No siempre ha sido así. Somos una familia pequeña que, con los años, algunas trifulcas y la propia vida, se ha ido reduciendo cada vez más. En la actualidad lo que yo considero familia, además de mi pareja y mis hijos, son mis padres divorciados, mi suegro, mi hermana, los dos hermanos de mi pareja y sus mujeres e hijos. Bueno, ahora que me he parado a enumerarlos, no parece tan pequeña. Pero lo es, porque no nos quedan abuelos ni tenemos relación con tíos y primos. No es que no nos saludemos si nos los encontramos en la calle, es que hemos ido perdiendo el contacto con los años. No de un modo consciente ni premeditado, simplemente sucedió que ya nunca hacíamos nada juntos.

Pues ahora siento que está pasando lo mismo con mi familia más directa. ¡Con mis propios padres y mi hermana! No lo entiendo. Toda mi familia vive en un radio de 25km y apenas nos vemos una vez al mes. Y eso con suerte, a mis cuñados y sobrinos los veo todavía menos.
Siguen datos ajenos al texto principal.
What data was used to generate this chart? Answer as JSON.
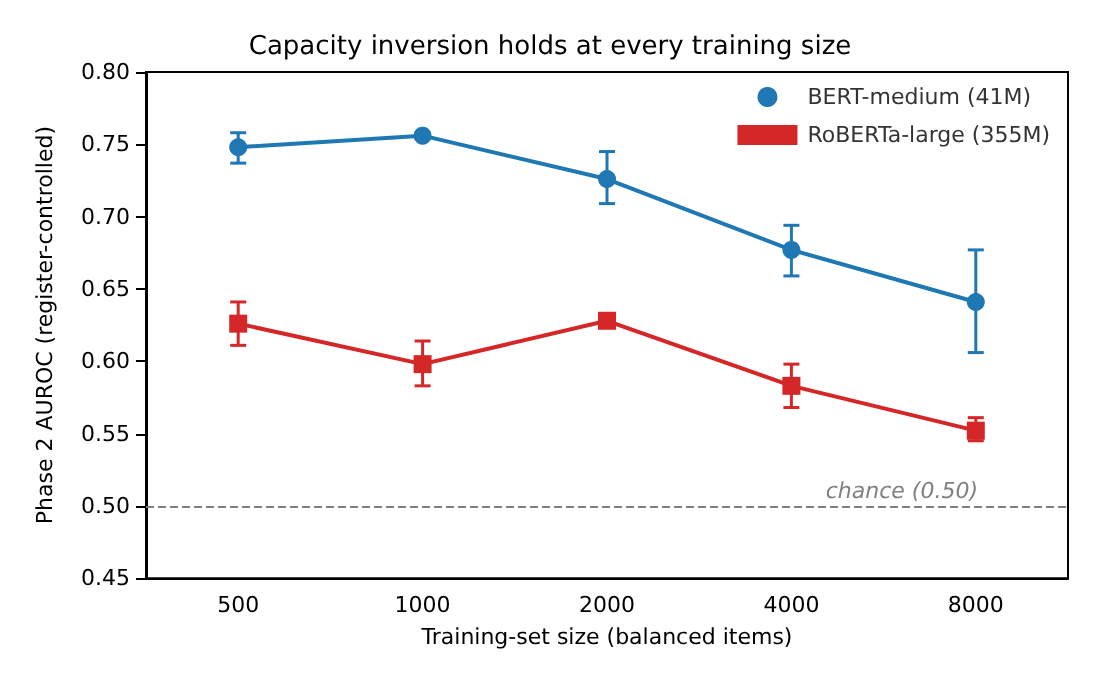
{
  "chart_data": {
    "type": "line",
    "title": "Capacity inversion holds at every training size",
    "xlabel": "Training-set size (balanced items)",
    "ylabel": "Phase 2 AUROC (register-controlled)",
    "categories": [
      "500",
      "1000",
      "2000",
      "4000",
      "8000"
    ],
    "series": [
      {
        "name": "BERT-medium (41M)",
        "color": "#1f77b4",
        "marker": "circle",
        "values": [
          0.748,
          0.756,
          0.726,
          0.677,
          0.641
        ],
        "errors": [
          [
            0.737,
            0.758
          ],
          [
            0.754,
            0.758
          ],
          [
            0.709,
            0.745
          ],
          [
            0.659,
            0.694
          ],
          [
            0.606,
            0.677
          ]
        ]
      },
      {
        "name": "RoBERTa-large (355M)",
        "color": "#d62728",
        "marker": "square",
        "values": [
          0.626,
          0.598,
          0.628,
          0.583,
          0.552
        ],
        "errors": [
          [
            0.611,
            0.641
          ],
          [
            0.583,
            0.614
          ],
          null,
          [
            0.568,
            0.598
          ],
          [
            0.545,
            0.561
          ]
        ]
      }
    ],
    "ylim": [
      0.45,
      0.8
    ],
    "yticks": [
      0.45,
      {
        "value": 0.5,
        "label": "0.50"
      },
      0.55,
      {
        "value": 0.6,
        "label": "0.60"
      },
      0.65,
      {
        "value": 0.7,
        "label": "0.70"
      },
      0.75,
      {
        "value": 0.8,
        "label": "0.80"
      }
    ],
    "ref_lines": [
      {
        "axis": "y",
        "value": 0.5,
        "label": "chance (0.50)",
        "color": "#808080",
        "line_style": "dashed"
      }
    ],
    "legend": "top right",
    "grid": false,
    "line_style": "solid"
  }
}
No sé qué nos ha pasado ni cómo hemos llegado aquí. Hace unos años me quejaba justo de lo contrario, de que nunca teníamos un finde completo para nosotros. Nos habíamos instalado en una rutina de sábado con mi suegro y los hermanos de mi marido y demás; y domingo con mi madre y mi hermana. O viceversa. Pero siempre teníamos el ‘compromiso’. No podíamos hacer planes hasta la tarde-noche, porque ya sabíamos que comeríamos en una y otra casa. Lo cual resultaba agobiante, estábamos cansados de la imposición. Queríamos llegar a un punto en el que vernos surgiera de forma más natural, no ceñir los encuentros a esas comilonas de los findes.
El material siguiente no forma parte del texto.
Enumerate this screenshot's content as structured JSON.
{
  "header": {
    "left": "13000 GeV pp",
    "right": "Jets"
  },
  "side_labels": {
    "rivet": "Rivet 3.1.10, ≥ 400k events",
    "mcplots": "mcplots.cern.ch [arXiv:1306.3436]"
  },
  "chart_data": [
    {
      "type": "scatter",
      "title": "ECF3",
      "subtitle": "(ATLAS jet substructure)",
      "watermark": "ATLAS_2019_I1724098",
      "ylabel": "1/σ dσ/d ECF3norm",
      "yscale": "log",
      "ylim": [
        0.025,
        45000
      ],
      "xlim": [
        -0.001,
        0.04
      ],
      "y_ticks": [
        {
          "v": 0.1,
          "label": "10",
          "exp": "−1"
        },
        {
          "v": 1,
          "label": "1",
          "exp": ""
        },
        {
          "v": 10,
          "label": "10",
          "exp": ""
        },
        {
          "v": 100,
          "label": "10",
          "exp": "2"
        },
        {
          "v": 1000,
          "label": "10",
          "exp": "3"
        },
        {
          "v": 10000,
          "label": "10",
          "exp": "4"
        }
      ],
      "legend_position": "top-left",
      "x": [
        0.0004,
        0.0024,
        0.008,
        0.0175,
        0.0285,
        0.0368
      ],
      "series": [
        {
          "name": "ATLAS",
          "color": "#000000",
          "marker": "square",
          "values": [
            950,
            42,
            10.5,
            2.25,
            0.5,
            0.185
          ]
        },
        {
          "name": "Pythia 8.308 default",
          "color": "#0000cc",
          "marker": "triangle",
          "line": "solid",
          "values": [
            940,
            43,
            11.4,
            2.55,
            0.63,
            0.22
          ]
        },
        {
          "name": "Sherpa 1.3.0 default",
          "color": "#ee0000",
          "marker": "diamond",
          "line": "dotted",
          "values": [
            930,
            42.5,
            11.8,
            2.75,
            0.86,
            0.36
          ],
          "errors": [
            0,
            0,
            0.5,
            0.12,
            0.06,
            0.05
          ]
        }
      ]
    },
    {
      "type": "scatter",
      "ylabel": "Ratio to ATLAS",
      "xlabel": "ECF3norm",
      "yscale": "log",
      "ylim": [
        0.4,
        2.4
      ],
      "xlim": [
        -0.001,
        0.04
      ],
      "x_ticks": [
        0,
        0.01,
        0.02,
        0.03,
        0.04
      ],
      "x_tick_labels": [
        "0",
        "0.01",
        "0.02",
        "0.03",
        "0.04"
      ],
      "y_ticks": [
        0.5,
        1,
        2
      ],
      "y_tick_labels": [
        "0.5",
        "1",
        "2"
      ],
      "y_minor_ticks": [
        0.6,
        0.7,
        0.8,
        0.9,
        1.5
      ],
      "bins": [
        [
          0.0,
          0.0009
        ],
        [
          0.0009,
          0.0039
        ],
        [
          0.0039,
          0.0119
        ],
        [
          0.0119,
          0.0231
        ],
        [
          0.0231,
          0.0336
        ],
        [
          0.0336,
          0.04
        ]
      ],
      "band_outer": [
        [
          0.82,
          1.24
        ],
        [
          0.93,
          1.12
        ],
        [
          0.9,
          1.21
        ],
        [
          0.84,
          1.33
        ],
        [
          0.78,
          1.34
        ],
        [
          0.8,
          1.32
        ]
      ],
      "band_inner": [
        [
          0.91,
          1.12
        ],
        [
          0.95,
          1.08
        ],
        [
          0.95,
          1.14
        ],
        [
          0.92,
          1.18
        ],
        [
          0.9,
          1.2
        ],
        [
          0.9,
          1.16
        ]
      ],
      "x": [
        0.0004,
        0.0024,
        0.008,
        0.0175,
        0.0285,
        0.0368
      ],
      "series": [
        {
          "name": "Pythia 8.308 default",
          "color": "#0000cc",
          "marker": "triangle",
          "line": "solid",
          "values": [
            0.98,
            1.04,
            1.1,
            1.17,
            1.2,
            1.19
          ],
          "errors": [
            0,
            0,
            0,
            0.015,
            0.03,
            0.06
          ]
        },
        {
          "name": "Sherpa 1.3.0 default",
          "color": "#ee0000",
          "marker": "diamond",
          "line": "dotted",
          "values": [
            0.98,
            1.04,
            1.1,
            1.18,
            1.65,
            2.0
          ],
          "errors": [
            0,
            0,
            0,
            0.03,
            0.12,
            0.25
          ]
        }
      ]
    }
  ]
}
No llegamos a lograrlo. Sin embargo, sí conseguimos tiempo para nosotros… porque llegó el COVID y lo de verse y tal, como que no era posible.

Al principio hicimos lo que todo el mundo, esas videollamadas diarias que pasaron a ser un par de veces a la semana y que luego se redujeron a llamadas a secas o audios de WhatsApp.

Era normal. Lo malo es que, con el fin de las restricciones, no volvimos a la normalidad ni a nada que se le pareciera. Primero porque había riesgos para los mayores, luego porque las reuniones aún estaban limitadas, después porque había que ser prudentes… Hace mucho que dejamos de tener excusa y, aunque le doy muchas vueltas, tampoco sé quién tiene la culpa. La tenemos todos y no la tiene nadie. Pero el caso es que tengo la sensación de que nos hemos alejado, de que ya no somos importantes los unos para los otros. No ha pasado nada, no hemos tenido conflictos, solo nos hemos acostumbrado a no vernos y nos conformamos con hablar de cuando en cuando.

A mí me da muchísima pena, porque veo a mis hijos crecer sin sus abuelos, tíos y primos y me parece horrible. Así que intento tirar de todos ellos y me frustro porque casi nunca lo consigo.

Y, cuando lo hago, lo que obtengo es una comida o una cena a la que la gente llega a mesa puesta y se pira después de una sobremesa rapidita en la que hablamos de trivialidades. Porque nuestra relación se ha vuelto superficial. Y es muy triste y lo odio, pero no sé cómo hacer para recuperar lo que teníamos antes.